Vous pouvez aussi bloquer l’accès des robots à vos contenus via un pare-feu. Cette solution plus radicale peut toutefois impliquer des coûts supplémentaires et impacter le référencement de votre site.

Enfin, des entreprises proposent des solutions pour identifier les robots qui s’approprient les contenus des sites.

Notifiez les opérateurs d’IA

En parallèle, il est fortement recommandé de notifier directement votre opposition aux opérateurs d’IA à l’aide des formulaires ou des procédures dédiées proposés par le fournisseur.

Cette étape est d’autant plus utile que certains systèmes d’IA ne prennent pas toujours en compte les signaux techniques d’exclusion.

En quelques secondes, un modèle d’IA peut analyser, copier et réutiliser les contenus publiés par des milliers d’auteurs, souvent sans qu’ils en aient la moindre idée. L’opt-out est aujourd’hui le principal levier juridique pour reprendre la main. Encore faut-il le formuler clairement, le rendre techniquement identifiable et l’intégrer correctement dans vos documents contractuels.

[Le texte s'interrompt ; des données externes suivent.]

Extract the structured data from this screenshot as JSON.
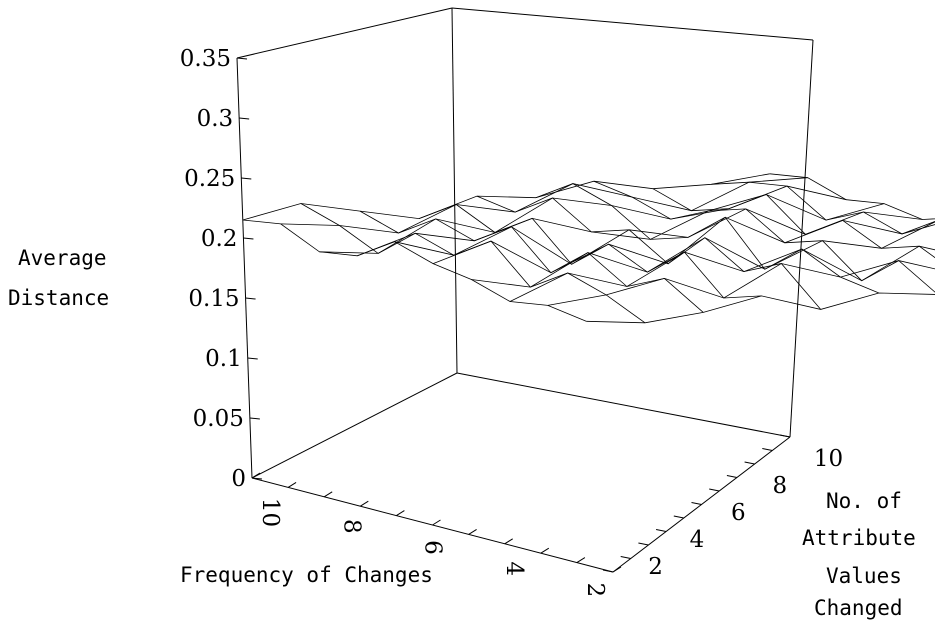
{
  "chart_data": {
    "type": "surface",
    "zlabel": [
      "Average",
      "Distance"
    ],
    "xlabel": "Frequency of Changes",
    "ylabel": [
      "No. of",
      "Attribute",
      "Values",
      "Changed"
    ],
    "zlim": [
      0,
      0.35
    ],
    "z_ticks": [
      "0",
      "0.05",
      "0.1",
      "0.15",
      "0.2",
      "0.25",
      "0.3",
      "0.35"
    ],
    "x_ticks": [
      "10",
      "8",
      "6",
      "4",
      "2"
    ],
    "y_ticks": [
      "2",
      "4",
      "6",
      "8",
      "10"
    ],
    "x": [
      1,
      2,
      3,
      4,
      5,
      6,
      7,
      8,
      9,
      10
    ],
    "y": [
      1,
      2,
      3,
      4,
      5,
      6,
      7,
      8,
      9,
      10
    ],
    "z": [
      [
        0.205,
        0.21,
        0.205,
        0.215,
        0.22,
        0.23,
        0.21,
        0.205,
        0.22,
        0.215
      ],
      [
        0.2,
        0.215,
        0.225,
        0.205,
        0.235,
        0.215,
        0.225,
        0.2,
        0.215,
        0.225
      ],
      [
        0.205,
        0.225,
        0.21,
        0.23,
        0.205,
        0.235,
        0.215,
        0.225,
        0.205,
        0.215
      ],
      [
        0.215,
        0.205,
        0.235,
        0.21,
        0.225,
        0.2,
        0.23,
        0.21,
        0.225,
        0.205
      ],
      [
        0.2,
        0.23,
        0.215,
        0.235,
        0.205,
        0.225,
        0.215,
        0.235,
        0.215,
        0.22
      ],
      [
        0.21,
        0.215,
        0.23,
        0.205,
        0.24,
        0.215,
        0.205,
        0.225,
        0.235,
        0.215
      ],
      [
        0.205,
        0.225,
        0.2,
        0.225,
        0.215,
        0.235,
        0.225,
        0.21,
        0.22,
        0.225
      ],
      [
        0.2,
        0.21,
        0.225,
        0.215,
        0.23,
        0.21,
        0.235,
        0.215,
        0.205,
        0.215
      ],
      [
        0.205,
        0.22,
        0.21,
        0.235,
        0.215,
        0.225,
        0.21,
        0.23,
        0.225,
        0.215
      ],
      [
        0.21,
        0.205,
        0.215,
        0.22,
        0.225,
        0.215,
        0.22,
        0.215,
        0.225,
        0.22
      ]
    ],
    "grid": false,
    "box": true
  }
}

Pour garantir l’efficacité de votre opt-out, l’accompagnement d’un avocat spécialisé en IA est indispensable. Il vous aidera à rédiger des clauses réellement opposables, à auditer vos pratiques et à gérer tout litige lié à l’usage de vos contenus par un modèle d’IA.

Chez TLMR Avocats, nous protégeons les titulaires de droits et sécurisons leurs pratiques face aux nouvelles problématiques juridiques créées par l’intelligence artificielle. Nous vous aidons à structurer votre stratégie, à défendre vos droits et à garder la maîtrise de ce que vous publiez.

Pour préserver vos contenus, vos œuvres et vos données, n’attendez pas que l’IA les absorbe. Contactez TLMR Avocats.

FAQ : comment empêcher l’IA d’utiliser vos contenus ?

L’opt-out empêche-t-il totalement une IA d’utiliser mes contenus ?

Pas toujours. L’opt-out interdit légalement l’exploration et l’utilisation de vos contenus à des fins d’entraînement, mais son efficacité dépend de sa mise en œuvre (mentions juridiques, signaux techniques, notification). Il ne protège pas contre les violations délibérées ni contre les contenus déjà intégrés dans un modèle.

Faut-il mettre l’opt-out partout ? Dans quels documents ?

Oui, votre opposition doit apparaître dans tous vos documents juridiques (CGU, CGV, mentions légales, politique de propriété intellectuelle, contrats, etc.). Une formulation claire et homogène renforce considérablement votre protection.

Comment rendre mon opt-out “lisible par une machine” ?

L’opposition doit être intégrée dans les éléments techniques de votre site )balises HTML, métadonnées, fichiers robots.txt, etc.). Ces signaux permettent aux crawlers des IA d’identifier automatiquement votre refus.

Puis-je empêcher une IA d’utiliser mes données personnelles ?

Absolument, le RGPD prévoit un droit d’opposition et un droit à l’oubli. La CNIL détaille sur son site les procédures pour s’opposer à l’utilisation de vos données par les principales plateformes. Attention, une IA ne peut pas “désapprendre”, ce qui rend l’oubli très complexe.

Dois-je faire appel à un avocat pour mettre en place l’opt-out pour les IA ?

Oui, c’est fortement recommandé. Un avocat expert en la matière rédige des clauses juridiquement opposables, vérifie la conformité technique de vos signaux d’opposition, établit des preuves et vous accompagne en cas de litige ou de violation de droits.